Data in the form of terminology databases and translation memories is essential for MT customization. Ideally we already have such resources, cleaned and well-organized from previous translation projects. If these aren't available, we can create these resources by aligning translated documents or web pages and by extracting terminology. Even if we have well organized resources, the topic and style of the resources might not fit the project, so we might have to sub-select data and/or merge data from different resources.

Custom MT Training

Once we have translation memory and terminology databases organized, customizing MT systems is fortunately quite straightforward and we can re-evaluate the MT output of the customized system using our test data and evaluation methods.
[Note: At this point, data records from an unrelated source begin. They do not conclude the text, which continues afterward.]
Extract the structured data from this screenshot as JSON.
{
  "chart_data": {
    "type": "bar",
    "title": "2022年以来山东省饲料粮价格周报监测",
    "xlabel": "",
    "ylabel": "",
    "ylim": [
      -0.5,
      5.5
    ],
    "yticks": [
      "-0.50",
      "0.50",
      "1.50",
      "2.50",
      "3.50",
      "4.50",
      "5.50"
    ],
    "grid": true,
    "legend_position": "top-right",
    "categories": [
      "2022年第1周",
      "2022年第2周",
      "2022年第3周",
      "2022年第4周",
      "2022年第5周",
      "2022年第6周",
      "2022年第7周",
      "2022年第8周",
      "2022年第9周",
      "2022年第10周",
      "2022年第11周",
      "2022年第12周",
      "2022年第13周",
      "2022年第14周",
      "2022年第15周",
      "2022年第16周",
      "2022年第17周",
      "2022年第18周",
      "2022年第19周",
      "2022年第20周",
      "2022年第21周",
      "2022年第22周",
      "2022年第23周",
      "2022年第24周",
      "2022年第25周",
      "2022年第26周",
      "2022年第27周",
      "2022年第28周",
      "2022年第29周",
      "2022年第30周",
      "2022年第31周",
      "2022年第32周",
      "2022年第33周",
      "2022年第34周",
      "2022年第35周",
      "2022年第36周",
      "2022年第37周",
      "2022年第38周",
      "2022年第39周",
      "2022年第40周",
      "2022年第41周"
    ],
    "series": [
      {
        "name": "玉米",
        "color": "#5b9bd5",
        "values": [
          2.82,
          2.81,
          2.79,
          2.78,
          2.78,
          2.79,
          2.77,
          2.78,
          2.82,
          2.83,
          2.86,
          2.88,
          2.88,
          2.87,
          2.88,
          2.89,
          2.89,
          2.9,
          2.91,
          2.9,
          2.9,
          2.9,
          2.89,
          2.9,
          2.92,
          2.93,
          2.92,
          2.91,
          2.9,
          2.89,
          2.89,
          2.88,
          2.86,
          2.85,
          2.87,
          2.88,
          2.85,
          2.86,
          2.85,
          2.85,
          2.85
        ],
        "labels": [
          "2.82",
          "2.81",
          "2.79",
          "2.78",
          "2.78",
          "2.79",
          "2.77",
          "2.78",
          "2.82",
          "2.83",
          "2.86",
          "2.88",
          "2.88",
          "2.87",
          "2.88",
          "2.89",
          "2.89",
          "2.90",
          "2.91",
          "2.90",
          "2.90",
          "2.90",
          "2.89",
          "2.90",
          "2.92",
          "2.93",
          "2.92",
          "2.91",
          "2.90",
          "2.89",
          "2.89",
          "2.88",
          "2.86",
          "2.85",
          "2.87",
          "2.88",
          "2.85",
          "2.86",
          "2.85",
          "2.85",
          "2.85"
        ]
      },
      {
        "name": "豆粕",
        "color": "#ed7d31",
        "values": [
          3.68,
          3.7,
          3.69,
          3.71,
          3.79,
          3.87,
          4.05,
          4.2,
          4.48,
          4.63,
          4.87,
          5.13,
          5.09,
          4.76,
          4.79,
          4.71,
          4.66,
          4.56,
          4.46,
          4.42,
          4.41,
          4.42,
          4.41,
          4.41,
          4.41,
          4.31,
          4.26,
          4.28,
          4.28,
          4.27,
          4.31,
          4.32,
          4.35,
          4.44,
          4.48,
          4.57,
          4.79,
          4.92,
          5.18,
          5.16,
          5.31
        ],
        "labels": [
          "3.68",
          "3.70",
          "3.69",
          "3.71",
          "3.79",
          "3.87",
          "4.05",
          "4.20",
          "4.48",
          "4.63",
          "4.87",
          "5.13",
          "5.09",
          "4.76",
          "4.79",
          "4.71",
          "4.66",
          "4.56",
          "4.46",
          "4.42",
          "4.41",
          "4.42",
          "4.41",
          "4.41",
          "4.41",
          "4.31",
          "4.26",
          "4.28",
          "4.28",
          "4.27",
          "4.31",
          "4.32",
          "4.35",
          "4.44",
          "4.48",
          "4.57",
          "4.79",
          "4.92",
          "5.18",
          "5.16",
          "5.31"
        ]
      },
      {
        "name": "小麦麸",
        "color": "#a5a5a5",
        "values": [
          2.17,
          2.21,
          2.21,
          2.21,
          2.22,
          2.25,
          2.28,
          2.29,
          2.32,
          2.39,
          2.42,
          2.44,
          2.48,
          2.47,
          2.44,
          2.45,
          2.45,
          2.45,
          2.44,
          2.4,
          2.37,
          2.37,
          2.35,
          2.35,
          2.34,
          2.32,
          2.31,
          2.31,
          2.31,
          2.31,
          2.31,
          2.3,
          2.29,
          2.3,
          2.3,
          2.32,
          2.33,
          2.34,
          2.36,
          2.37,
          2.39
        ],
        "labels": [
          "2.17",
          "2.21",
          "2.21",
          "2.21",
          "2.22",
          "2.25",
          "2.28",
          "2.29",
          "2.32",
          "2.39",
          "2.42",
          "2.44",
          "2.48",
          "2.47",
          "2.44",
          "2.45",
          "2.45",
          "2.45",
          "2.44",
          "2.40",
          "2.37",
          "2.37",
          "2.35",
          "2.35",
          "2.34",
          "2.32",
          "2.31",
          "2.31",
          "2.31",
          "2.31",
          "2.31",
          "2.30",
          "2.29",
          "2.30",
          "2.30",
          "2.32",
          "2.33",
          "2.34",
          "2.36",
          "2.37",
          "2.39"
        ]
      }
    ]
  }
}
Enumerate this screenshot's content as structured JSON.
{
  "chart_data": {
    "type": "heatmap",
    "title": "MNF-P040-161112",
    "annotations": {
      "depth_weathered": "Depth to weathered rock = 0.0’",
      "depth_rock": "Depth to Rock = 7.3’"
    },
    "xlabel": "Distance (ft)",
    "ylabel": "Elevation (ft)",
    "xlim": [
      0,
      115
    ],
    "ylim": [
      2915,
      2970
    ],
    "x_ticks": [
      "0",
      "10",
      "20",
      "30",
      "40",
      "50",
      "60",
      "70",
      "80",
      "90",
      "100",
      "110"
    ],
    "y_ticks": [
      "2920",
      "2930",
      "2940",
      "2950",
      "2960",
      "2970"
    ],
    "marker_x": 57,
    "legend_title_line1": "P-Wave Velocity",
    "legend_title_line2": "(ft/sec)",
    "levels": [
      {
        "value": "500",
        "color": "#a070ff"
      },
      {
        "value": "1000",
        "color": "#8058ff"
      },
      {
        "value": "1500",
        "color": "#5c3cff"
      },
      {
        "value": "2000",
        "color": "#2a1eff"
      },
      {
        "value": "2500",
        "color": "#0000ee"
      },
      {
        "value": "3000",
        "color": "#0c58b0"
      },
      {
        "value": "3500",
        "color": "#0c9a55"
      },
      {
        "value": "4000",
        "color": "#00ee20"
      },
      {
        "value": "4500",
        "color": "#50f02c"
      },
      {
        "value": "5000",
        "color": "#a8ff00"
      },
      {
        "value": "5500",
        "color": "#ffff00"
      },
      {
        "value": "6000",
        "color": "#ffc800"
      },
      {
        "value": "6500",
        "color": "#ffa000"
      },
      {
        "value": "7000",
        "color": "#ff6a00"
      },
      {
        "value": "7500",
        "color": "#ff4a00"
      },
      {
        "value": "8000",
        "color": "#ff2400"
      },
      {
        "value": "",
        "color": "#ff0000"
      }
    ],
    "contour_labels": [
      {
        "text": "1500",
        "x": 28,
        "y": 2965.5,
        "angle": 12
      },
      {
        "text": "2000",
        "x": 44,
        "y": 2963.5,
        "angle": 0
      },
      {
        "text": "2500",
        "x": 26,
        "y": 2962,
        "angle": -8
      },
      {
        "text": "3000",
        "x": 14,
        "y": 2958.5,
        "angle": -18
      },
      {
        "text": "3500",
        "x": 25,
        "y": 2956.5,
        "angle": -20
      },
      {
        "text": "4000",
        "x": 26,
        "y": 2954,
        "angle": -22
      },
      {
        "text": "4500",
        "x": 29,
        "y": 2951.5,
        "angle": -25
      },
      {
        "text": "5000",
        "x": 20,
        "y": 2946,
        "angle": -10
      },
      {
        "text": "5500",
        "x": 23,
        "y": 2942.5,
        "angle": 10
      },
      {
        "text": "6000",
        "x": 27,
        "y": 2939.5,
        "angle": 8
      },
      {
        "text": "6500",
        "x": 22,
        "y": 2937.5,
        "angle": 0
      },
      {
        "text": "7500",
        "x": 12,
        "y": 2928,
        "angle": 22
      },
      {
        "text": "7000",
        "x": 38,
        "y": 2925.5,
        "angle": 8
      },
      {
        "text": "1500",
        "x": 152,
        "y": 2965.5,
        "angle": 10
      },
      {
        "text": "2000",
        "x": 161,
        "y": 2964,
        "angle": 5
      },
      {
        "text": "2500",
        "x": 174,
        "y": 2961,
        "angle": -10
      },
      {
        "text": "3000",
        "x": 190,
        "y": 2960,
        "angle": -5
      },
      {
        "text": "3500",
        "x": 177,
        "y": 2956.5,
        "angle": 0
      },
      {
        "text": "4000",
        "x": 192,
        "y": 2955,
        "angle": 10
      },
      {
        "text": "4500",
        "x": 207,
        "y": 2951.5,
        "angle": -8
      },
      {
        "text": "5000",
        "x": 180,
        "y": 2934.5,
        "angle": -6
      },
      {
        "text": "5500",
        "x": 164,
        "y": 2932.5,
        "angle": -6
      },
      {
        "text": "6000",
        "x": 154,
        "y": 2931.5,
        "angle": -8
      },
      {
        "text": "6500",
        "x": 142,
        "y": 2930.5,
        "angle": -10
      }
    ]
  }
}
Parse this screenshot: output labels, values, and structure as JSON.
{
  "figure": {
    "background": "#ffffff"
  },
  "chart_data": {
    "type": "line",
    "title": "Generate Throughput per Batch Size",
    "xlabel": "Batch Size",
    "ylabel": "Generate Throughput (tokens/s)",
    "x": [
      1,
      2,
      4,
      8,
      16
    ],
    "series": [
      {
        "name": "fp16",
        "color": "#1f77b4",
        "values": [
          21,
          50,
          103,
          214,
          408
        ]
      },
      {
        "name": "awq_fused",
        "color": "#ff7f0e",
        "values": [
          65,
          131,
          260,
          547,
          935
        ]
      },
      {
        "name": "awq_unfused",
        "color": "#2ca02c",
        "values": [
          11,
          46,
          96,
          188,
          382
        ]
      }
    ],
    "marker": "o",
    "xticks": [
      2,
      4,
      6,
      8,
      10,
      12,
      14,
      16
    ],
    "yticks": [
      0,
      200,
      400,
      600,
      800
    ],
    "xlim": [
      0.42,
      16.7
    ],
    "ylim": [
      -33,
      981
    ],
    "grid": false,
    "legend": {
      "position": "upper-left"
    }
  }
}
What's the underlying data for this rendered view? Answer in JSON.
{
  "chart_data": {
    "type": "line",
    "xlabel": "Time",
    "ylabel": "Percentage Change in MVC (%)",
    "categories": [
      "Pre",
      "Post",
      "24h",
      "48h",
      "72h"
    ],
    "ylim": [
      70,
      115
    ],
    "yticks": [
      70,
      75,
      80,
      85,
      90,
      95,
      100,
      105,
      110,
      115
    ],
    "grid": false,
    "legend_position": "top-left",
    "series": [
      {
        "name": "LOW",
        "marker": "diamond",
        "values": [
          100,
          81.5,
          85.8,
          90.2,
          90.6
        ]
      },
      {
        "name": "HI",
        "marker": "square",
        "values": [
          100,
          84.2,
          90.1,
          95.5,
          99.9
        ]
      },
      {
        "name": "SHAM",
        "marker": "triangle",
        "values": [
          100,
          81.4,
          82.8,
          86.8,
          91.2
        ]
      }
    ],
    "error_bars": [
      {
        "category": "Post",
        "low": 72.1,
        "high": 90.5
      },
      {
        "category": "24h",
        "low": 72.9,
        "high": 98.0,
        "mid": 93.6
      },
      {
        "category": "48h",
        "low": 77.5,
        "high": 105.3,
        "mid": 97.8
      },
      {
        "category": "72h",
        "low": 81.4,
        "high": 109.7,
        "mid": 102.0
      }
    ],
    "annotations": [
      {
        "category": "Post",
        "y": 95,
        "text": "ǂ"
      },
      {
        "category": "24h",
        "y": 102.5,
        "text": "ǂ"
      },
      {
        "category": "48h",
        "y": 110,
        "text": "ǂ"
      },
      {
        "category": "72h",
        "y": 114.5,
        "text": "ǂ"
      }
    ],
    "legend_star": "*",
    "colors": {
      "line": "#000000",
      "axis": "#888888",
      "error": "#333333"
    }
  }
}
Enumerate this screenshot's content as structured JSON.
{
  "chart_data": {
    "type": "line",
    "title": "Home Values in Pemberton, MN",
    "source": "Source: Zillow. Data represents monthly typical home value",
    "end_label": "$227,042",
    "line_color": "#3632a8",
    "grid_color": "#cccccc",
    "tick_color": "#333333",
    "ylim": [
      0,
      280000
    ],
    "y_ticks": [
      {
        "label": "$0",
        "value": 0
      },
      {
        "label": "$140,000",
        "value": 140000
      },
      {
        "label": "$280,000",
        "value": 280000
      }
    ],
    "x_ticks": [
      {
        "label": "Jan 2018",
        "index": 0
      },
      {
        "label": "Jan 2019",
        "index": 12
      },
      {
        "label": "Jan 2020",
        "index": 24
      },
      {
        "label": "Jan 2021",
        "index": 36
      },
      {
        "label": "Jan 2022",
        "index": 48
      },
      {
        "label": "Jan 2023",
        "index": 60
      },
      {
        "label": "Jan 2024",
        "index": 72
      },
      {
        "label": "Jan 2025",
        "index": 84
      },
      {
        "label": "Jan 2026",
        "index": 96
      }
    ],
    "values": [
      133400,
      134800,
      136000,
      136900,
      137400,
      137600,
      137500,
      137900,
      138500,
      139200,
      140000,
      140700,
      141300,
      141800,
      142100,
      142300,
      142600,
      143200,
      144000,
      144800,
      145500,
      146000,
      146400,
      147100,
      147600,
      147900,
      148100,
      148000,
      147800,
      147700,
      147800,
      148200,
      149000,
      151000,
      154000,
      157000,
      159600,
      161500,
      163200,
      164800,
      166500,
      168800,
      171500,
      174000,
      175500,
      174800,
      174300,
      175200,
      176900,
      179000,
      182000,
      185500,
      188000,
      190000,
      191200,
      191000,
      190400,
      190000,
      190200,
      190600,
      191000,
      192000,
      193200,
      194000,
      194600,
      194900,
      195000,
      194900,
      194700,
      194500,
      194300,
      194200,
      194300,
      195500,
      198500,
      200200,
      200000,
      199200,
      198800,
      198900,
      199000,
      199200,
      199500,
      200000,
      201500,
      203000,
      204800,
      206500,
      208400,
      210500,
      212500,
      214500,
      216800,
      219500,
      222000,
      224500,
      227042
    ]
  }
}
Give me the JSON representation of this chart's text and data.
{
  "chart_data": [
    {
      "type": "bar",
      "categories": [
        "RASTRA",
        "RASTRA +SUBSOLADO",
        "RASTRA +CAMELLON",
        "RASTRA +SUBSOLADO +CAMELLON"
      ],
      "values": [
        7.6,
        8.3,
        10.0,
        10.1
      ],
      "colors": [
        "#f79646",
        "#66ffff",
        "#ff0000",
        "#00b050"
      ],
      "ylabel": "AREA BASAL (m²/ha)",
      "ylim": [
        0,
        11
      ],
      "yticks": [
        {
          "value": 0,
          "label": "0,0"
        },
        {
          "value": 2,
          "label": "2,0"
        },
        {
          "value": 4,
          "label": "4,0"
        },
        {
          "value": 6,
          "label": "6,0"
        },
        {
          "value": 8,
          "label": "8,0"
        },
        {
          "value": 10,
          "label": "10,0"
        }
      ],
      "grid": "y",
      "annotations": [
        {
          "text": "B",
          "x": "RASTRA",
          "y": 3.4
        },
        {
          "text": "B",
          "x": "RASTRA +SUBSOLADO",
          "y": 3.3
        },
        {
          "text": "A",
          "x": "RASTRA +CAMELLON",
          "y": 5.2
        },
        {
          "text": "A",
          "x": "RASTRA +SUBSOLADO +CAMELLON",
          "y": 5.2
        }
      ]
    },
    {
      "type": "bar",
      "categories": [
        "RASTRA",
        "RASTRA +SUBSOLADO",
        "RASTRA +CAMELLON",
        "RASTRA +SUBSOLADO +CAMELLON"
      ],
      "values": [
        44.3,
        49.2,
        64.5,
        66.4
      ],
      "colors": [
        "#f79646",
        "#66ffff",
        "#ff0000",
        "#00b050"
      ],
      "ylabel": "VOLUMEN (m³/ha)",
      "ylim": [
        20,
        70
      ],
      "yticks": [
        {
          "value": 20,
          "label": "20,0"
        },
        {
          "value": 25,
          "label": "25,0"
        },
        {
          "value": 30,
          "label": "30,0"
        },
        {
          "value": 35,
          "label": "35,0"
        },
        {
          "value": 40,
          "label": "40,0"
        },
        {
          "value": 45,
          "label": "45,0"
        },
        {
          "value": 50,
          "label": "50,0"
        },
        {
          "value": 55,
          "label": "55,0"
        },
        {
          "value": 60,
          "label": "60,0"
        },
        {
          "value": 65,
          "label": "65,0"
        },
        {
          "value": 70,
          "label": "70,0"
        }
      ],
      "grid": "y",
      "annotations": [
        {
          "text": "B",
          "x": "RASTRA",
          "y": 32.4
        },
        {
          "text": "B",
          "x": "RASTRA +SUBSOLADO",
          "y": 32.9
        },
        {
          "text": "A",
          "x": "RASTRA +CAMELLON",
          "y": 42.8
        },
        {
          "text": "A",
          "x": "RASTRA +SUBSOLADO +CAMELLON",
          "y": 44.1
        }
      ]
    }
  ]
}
Based on the re-evaluation we can determine whether the customized MT meets our quality goals. If not, we can gather more data or tweak the system in other ways. How many times we have to go through this customization/re-evaluation cycle depends on the quality goals, but also on the context in which MT is expected to be used later in production. If we can reach our quality goal for our small pilot project only with difficulty and with great effort (i.e. cost) and in production we anticipate to translate many small, low-revenue projects from different domains/sources, MT use might not be cost-efficient. This reinforces the importance of business metrics in addition to common MT quality metrics.

9. MT Selection

Based on our metrics and evaluation results we can now decide on the best MT solution to put into production. It might be worth it to take a step back to check if our assumptions that we set at the start of the pilot project still hold: Is there anything that we learned during the pilot project that makes us re-evaluate some of our metrics or at least re-weight some of them? Has the business environment changed in the mean time? Have new and improved MT solutions become available to bring into the mix?

10. MT Integration

While we verified that we can integrate the MT solution during the pilot and we might have done some shallow integration into our workflows during the pilot (e.g. for post-editing), now comes the hard work of actual integration. Most likely we need to some software development or configuration/setup for the MT connector. We also want to make sure that the license keys and automatic payments (including cost monitoring) are in place so that we have uninterrupted access to our chosen MT solution. We want to do this without disrupting our existing translation workflows.
Based on the pilot metrics we should also decide on a set of production metrics to monitor and ensure that these can be tracked. We might even consider creating a metrics dashboard allowing all interested stakeholders to view the production metrics.

11. MT Rollout

With the integration work we have laid the groundwork for the technical rollout. But we still need to prepare the organization for the rollout. Stakeholders that have not been yet been involved need to be informed about the pilot, its results and the planned production rollout. If we are using MT plus post-editing, additional post-editors need to be trained. A successful pilot program provides valuable organization-relevant information and internal advocates for MT, making the rollout easier.

After rollout we can monitor our production metrics, the acceptance of MT in the organization and among the organization's customers. Over time we will gather metrics data, feedback on translations and corrected translations that will allow us to further improve and optimize MT quality and use.